Abri os olhos e encarei o teto do quarto até ele começar, lentamente, a perder o sentido.

Meu corpo dava sinais de exaustão pelas duas noites seguidas de insônia, o mesmo processo de revirar de um lado para o outro sem conseguir dormir por mais de uma hora, acordando sempre assustado e alerta. A fenda da porta do dorm ainda estava entulhada de bilhetes maldosos e preservativos enfiados nas laterais com avisos pouco amigáveis, a mentalidade dos caras da Kyung Hee ainda era essa: agir feito um bando de babacas paus-no-cu, sem nada melhor para se preocupar e eu continuava com a sensação paranóica de vigilância, como se sentisse que alguém invadiria o lugar com algum intuito bizarro.

Quando voltei para cá, noite passada, afastei os papéis picotados e os pacotes de camisinhas acumulados na soleira, largando os sapatos no caminho e me enfiando nas cobertas.

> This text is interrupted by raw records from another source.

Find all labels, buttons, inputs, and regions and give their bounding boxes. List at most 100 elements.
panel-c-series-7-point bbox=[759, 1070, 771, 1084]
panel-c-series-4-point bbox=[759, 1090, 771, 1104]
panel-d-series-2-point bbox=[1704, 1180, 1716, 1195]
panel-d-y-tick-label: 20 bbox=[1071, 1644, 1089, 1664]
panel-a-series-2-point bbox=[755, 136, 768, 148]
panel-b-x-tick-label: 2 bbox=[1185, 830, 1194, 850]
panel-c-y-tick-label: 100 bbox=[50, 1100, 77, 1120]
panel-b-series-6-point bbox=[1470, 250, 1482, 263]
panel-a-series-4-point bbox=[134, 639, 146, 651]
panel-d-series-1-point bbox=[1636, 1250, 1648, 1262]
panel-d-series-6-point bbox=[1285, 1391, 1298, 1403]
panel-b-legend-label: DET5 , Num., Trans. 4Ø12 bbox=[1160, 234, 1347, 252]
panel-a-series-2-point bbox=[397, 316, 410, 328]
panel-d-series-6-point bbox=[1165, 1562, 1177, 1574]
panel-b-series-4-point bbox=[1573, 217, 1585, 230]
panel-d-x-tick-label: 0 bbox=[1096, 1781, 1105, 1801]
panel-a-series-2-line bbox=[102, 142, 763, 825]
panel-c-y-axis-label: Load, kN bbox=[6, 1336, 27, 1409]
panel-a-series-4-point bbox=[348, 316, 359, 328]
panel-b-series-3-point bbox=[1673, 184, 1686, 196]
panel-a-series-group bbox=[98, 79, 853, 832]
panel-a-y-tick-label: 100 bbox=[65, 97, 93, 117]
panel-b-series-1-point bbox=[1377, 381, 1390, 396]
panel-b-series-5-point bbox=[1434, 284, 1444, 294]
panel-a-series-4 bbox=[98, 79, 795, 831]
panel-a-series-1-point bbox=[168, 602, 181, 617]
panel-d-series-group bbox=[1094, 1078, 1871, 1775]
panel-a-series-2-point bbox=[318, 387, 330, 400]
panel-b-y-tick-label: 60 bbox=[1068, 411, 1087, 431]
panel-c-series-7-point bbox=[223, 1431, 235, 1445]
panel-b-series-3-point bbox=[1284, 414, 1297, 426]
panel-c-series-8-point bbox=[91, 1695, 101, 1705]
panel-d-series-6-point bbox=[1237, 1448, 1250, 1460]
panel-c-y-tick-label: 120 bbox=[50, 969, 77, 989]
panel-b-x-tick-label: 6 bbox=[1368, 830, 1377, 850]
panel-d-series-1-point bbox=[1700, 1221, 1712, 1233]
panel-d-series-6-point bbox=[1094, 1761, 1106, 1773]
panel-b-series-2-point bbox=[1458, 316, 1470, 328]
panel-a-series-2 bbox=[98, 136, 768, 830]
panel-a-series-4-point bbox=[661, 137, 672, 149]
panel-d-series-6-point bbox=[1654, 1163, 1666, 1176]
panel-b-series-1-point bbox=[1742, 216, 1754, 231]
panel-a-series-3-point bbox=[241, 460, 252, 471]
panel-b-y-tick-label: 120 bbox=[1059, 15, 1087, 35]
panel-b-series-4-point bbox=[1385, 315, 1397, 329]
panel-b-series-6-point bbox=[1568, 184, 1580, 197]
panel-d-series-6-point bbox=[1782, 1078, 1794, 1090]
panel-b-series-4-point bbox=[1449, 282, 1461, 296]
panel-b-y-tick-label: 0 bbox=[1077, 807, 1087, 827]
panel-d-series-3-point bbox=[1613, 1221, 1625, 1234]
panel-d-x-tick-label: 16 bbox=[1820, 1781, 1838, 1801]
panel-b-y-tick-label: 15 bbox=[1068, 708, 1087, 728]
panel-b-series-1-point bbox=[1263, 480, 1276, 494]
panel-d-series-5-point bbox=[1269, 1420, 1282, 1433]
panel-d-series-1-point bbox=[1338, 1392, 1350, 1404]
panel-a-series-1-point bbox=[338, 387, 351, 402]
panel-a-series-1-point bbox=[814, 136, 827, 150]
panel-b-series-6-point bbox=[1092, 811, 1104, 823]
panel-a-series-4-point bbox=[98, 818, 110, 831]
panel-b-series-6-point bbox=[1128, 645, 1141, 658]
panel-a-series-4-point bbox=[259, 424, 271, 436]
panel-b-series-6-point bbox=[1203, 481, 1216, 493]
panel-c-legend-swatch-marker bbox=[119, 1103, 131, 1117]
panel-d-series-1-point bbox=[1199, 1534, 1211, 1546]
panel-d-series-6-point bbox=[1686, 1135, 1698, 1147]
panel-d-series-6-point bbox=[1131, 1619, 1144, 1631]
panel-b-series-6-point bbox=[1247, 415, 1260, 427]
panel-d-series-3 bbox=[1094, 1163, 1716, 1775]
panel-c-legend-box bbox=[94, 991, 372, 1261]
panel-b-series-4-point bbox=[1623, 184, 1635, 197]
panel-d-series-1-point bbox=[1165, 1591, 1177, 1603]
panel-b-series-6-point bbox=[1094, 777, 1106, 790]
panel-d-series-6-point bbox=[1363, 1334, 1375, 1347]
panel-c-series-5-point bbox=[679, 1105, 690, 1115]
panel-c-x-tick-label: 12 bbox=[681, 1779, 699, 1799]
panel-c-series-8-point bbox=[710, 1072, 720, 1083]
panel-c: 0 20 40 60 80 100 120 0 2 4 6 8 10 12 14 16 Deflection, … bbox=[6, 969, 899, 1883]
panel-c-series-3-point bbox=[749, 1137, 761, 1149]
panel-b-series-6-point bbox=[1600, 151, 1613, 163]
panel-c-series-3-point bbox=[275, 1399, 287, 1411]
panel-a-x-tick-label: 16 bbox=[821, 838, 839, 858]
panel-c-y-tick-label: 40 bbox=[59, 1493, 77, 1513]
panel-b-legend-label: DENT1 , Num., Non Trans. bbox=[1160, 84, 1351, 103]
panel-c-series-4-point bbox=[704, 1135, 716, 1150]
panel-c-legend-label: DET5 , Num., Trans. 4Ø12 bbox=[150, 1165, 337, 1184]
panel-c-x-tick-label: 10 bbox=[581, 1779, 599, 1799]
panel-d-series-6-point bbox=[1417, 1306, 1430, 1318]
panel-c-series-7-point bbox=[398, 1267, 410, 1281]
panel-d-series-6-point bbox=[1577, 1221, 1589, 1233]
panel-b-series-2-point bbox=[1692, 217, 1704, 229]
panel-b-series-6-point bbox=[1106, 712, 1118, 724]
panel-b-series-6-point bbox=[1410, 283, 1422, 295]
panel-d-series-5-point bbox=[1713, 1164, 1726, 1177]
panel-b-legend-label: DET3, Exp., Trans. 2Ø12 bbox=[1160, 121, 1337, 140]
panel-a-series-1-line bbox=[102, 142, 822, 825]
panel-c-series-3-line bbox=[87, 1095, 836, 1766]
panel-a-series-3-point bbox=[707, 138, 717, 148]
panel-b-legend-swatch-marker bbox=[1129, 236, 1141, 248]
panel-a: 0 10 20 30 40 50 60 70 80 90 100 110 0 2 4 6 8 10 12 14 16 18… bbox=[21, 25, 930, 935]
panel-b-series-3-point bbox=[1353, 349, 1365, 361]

Ainda tinha o cheiro de Eleanor impregnado ao tecido de minhas roupas, o gosto dela na boca, as palavras fixadas em loop no fundo de minha mente. Gostaria de voltar atrás e dar o que ela tanto desejava: a chance de nunca ter me conhecido. Sua frase surtiu o efeito necessário, teve ênfase. Não foi da boca pra fora. Mas só queria que ela soubesse que não tive o intuito de ter trazido nenhum dos meus danos para a vida dela. Não queria ter causado tudo que causei. Nunca quis.

Choi estava certo quando disse o que disse, de alguma forma, trouxe luz para as correntes que arrastava comigo para onde fosse: eu sempre acabava ferrando quem se aproximava demais. Foi assim com Jieun, foi assim com Taehyung, foi assim com Kang e agora, com Eleanor.

Eu era nocivo. Acho que essa é a palavra correta para mim. Completamente tóxico.

Os remédios que há mais de um ano não tinham utilidade, escondidos no fundo de uma gaveta no banheiro, pareceram mais tentadores do que nunca. Talvez silenciar os ruídos na minha cabeça, anestesiar meu coração e dormir por algumas horas, só para esquecer os últimos dias, me fizesse algum bem, mas estou deitado aqui há tanto tempo que não sinto vontade de me mover, muito menos abandonar a cama, mesmo que já tenha passado das sete da manhã e tudo que tenha feito no processo do passar das horas tenha sido analisar cautelosamente tudo que havia feito até aqui.

A resposta era clara. Tinha fodido com tudo e fodia com todo mundo. Toda vez.

Me afastar foi a única alternativa que encontrei para tentar amenizar todo o estrago que minha presença causou. Tudo que acabei trazendo de ruim para a vida dela, como um mau presságio. Sabia que continuar aqui, só deixaria tudo pior. Talvez Eleanor não entendesse isso agora ou talvez não entendesse nunca, mas fiz o melhor que pude para garantir que ela ficaria bem. Eu a amava muito para colocá-la nessa porra de barco furado que entrei.

Com o meu afastamento da faculdade, aos poucos, os boatos morreriam sem ter alguém para alimentá-los. Sem nós dois juntos por aí não deixando as pessoas esquecerem.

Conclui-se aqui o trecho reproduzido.